母は勿論いい気持ちがしなかったと言います。
そりゃー、見ず知らずのハゲオヤジに布団に乗っかられた上に、覗き見されたんじゃ、良い気はしないのも当然です。 それが例え、夢の中だったとしてもです。
しかし、あの壁のシミのハゲオヤジの存在を知ってから、母はあの出来事は夢ではなく、本当にハゲオヤジが夜な夜な壁を抜け出して、母を覗きに来ていたのを知ったのでした。ゴーストの身ではありますが...。
そして、また新たに母から知らされた事実がありました。
それは、この家を手放した夫婦の旦那さんというのが、頭のハゲた方だったというのです。
その方は、私達があの家に住んでいた頃には、既にこの世から去られていたようです。
ということは、もしかしたらあの壁にへばりついているのは、この家の前の持ち主のハゲオヤジさんだったということな訳と、母と二人で顔を見合わせてしまいました。

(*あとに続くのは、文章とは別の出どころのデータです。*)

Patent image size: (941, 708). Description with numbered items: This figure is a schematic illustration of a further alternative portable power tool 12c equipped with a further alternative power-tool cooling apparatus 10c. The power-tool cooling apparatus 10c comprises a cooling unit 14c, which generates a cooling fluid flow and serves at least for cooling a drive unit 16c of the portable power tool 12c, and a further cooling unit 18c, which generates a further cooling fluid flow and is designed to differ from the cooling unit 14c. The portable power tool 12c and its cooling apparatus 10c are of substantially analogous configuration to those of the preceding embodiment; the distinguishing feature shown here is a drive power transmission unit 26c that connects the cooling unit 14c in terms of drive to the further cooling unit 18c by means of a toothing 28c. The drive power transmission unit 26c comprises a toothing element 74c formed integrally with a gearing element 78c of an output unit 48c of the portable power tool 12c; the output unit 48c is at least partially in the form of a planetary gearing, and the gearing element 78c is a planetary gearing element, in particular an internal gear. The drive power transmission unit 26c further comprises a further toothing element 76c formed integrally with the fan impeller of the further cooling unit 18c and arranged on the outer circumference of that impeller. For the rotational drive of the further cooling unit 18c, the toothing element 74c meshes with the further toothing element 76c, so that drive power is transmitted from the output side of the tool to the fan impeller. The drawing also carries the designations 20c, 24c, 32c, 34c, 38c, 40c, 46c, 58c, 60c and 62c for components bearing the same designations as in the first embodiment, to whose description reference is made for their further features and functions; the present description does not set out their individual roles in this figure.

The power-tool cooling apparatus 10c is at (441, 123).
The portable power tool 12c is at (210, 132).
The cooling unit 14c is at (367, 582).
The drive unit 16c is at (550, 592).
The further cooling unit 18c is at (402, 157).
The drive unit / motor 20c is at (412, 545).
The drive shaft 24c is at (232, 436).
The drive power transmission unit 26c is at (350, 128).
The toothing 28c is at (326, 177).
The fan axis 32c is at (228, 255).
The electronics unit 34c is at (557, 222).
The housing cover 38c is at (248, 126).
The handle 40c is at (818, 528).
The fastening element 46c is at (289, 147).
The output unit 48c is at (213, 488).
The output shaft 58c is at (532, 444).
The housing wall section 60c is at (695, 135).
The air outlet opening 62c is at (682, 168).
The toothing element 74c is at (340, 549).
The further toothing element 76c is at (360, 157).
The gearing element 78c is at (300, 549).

そうとう、以前の持ち主夫婦は、この家を気に入っていたそうなので、ハゲオヤジさんは亡くなっても、壁にへばり付いてまで、この家に住んでいたかったのでしょうか。
その後、また数年経ってからあの壁を見に行ったら、もうハゲオヤジさんのシミはなくなっていて、普通のなんでもないシミに変わっていました。